The rule of thumb is "implicate the narrator" (i.e. yourself, if you're writing in the first person) more than anyone else. Make fun of yourself. My god, have a sense of humor. I think Lena Dunham does this very effectively. She's totally aware that she's knocking herself, even though some readers have proven themselves rather overly literal. But sometimes I see personal writing that kind of sabotages itself by taking itself so seriously. It's like this earnest, diary entry kind of stuff. Or it's a rant of the sort that used to be confined to your journal but can now end up on the web within minutes of writing it. So I guess what I'm aware of is that the audience is sacrificing valuable time (and often money) to read something I've written and it better damn well be carefully considered, have a shape and a structure, be generous rather than being an overshare. Being funny also goes a long way.
What's the best compliment you ever got on your writing?
Recently someone wrote to me and told me I sounded like Richard Ford in his Frank Bascombe novels. I don't see it, but I worship Richard Ford and I love those novels. It was the highest, highest compliment.
Please tell me you've received positive feedback from parents regarding your writing about your decision not to have kids. I always thought that was a valid life choice but never moreso until I had kids.
Yes, many intelligent, satisfied, non-defensive parents think it's perfectly wonderful that some people don't have and/or want kids. Most of my friends have kids. They like it that I don't because, unlike their fellow mommies, I don't judge them on any parent-related issue. Someone can say "I put Ho-Hos in Sophie's lunchbox everyday" and I'll be like "that's awesome -- what are you reading these days?"
On that note, why do you think the word "selfish" gets deployed so frequently as an insult? You're selfish if you don't have kids/have too many kids/work/go on vacation/drink while pregnant, etc.
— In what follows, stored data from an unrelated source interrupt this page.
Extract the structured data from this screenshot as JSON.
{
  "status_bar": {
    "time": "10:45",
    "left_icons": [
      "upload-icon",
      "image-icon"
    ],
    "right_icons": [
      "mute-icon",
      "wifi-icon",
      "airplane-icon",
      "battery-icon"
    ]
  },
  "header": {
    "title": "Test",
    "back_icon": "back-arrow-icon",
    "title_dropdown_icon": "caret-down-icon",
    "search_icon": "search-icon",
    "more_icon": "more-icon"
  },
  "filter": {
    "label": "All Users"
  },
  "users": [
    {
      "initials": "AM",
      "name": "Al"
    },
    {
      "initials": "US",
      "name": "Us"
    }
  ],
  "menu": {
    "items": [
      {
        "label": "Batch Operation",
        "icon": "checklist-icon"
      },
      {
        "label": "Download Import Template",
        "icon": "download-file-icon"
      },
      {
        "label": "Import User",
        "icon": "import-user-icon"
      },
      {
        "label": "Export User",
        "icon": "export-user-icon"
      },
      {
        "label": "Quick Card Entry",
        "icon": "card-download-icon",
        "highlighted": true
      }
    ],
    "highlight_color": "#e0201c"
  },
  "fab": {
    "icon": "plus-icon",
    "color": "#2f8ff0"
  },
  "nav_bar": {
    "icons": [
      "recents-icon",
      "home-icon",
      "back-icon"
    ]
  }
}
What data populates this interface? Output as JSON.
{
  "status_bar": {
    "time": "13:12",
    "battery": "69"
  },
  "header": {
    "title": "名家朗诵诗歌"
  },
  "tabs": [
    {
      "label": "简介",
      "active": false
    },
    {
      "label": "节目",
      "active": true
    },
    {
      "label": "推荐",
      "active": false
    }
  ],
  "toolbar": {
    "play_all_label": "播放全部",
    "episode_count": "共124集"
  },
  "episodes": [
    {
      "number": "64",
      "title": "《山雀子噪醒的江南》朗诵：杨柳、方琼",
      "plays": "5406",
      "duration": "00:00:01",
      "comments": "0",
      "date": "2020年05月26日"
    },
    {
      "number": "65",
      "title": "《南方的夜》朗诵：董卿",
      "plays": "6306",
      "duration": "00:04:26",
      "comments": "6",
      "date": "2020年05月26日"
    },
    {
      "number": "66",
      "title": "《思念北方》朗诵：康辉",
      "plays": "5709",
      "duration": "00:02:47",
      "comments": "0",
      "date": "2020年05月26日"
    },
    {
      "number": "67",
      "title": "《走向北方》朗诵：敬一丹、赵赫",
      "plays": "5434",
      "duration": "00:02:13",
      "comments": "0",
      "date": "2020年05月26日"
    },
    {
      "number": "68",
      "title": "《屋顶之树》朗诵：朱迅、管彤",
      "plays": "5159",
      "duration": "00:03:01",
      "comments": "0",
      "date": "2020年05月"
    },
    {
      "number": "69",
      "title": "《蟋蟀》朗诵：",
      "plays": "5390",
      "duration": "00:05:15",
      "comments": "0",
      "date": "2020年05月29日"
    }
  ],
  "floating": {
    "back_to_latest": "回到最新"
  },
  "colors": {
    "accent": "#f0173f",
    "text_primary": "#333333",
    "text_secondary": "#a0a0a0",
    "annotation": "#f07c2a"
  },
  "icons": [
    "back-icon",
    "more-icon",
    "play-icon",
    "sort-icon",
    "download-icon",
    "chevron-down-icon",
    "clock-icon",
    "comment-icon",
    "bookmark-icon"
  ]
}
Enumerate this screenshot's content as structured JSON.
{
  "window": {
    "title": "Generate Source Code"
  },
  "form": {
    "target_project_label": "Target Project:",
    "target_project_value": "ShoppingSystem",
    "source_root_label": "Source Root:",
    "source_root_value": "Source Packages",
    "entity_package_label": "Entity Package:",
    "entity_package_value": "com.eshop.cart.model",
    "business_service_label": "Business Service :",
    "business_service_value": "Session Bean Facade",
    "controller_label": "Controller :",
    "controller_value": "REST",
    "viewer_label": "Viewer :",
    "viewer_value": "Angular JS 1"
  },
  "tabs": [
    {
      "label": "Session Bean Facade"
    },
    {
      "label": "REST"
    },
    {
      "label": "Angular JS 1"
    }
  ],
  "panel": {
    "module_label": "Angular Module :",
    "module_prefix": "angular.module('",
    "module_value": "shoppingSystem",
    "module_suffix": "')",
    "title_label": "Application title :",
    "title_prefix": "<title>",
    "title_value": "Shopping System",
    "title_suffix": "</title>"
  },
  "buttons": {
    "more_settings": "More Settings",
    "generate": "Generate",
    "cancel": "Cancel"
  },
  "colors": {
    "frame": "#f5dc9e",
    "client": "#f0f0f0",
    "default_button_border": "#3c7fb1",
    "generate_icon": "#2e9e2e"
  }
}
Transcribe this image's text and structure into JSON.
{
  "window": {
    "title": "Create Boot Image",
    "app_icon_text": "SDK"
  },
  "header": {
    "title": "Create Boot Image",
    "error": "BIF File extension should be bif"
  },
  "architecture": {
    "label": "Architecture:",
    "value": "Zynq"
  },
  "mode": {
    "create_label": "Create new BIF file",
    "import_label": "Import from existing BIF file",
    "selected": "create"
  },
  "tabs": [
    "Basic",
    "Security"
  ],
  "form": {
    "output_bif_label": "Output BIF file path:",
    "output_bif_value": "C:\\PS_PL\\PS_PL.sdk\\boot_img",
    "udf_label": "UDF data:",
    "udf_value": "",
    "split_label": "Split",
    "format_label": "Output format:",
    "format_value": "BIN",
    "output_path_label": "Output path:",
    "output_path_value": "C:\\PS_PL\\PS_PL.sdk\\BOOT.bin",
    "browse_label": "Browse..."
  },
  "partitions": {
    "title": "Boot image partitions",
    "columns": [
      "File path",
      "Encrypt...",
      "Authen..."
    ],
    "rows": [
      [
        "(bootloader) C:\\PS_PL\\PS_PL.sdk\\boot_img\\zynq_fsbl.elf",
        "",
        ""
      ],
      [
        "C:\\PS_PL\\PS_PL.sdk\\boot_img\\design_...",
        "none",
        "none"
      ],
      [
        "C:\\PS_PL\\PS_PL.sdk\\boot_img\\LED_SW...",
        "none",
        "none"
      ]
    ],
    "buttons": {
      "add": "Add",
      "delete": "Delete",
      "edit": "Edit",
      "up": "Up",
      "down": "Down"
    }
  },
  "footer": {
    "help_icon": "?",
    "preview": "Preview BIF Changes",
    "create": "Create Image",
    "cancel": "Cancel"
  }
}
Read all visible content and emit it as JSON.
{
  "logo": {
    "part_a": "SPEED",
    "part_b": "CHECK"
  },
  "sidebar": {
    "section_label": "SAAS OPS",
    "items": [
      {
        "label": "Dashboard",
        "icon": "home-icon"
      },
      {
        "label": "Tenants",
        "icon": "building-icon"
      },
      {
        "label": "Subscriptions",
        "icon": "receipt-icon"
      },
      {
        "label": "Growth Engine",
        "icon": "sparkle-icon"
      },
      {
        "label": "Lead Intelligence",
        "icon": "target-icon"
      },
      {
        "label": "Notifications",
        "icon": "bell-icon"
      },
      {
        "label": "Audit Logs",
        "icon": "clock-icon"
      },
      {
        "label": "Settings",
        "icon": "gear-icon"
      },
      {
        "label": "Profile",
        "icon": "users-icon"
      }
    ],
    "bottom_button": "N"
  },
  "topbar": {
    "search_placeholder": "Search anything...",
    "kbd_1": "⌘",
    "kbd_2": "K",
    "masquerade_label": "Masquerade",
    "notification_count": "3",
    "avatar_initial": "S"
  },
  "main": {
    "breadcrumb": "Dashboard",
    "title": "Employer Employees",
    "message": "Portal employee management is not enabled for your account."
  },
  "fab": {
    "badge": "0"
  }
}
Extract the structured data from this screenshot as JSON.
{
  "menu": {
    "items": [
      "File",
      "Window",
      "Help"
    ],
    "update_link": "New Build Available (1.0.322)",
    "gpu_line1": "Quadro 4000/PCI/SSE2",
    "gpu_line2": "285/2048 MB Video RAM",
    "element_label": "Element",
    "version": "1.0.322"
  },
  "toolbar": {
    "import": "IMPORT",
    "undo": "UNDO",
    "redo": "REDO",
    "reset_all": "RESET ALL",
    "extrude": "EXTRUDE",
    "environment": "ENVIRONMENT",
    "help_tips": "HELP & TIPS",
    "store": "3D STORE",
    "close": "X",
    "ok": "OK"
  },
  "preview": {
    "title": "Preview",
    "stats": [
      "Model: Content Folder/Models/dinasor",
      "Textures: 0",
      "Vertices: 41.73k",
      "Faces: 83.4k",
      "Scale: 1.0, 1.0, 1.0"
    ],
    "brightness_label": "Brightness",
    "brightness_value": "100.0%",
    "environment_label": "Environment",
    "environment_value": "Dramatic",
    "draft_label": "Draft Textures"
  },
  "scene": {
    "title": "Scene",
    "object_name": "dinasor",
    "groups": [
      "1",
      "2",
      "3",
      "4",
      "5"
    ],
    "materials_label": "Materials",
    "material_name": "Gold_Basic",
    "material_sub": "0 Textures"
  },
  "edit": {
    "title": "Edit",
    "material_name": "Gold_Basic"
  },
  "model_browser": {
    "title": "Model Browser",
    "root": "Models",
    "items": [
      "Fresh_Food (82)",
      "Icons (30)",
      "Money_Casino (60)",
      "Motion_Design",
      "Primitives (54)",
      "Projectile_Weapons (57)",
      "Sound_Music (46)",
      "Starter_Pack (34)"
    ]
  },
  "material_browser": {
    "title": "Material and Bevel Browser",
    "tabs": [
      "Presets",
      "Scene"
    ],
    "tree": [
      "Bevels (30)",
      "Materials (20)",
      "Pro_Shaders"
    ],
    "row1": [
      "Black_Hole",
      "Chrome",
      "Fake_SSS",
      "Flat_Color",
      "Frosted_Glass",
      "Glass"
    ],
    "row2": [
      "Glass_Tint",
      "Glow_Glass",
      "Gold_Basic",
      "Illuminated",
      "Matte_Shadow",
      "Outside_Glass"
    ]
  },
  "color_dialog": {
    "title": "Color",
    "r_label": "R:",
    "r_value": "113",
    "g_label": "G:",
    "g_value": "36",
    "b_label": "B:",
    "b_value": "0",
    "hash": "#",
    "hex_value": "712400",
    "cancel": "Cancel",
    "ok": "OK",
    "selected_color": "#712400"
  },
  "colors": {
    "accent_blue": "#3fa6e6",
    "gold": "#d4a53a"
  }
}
Because all humans, by definition, are selfish. And people hate most in others what they hate most in themselves. Ergo, in the words of the great Pee-wee Herman, "I know you are, but what am I?"
What age do you think is officially middle age?
One year older than whatever age I am at any given time is officially middle age.
What are some of the oddest products you've written ad copy or press releases for?
In the 90s I wrote website copy for the Always Maxipad website. It was an extremely lucrative gig. Sometimes I wish I had it back.
You've said in another interview, "I've written profiles of celebrities I hadn't heard of before I got the assignment": like who?
This is going to cancel out what I just said about not being middle aged, because it will date me terribly. I wrote a magazine cover story about Kristen Stewart and didn't know who she was. I profiled Orlando Bloom when he was in Lord of the Rings and I hadn't heard of him. But I am a hard hitting, in-depth reporter and now I know everything about them. If they were kidnapped by Isis I could locate them with a drone.
I am writing this question from a coffeeshop while movers finish putting our crap in vans and move us two miles north to a larger, surburban home. So tell me: will life be perfect when we live in this house?
That is entirely dependent on the quality of the woodwork.
How does it feel to be the 399th person interviewed for Zulkey.com?
Like I showed up one minute too early. Surely the 400th person is going to be showered with balloons and given a George Foreman grill or something.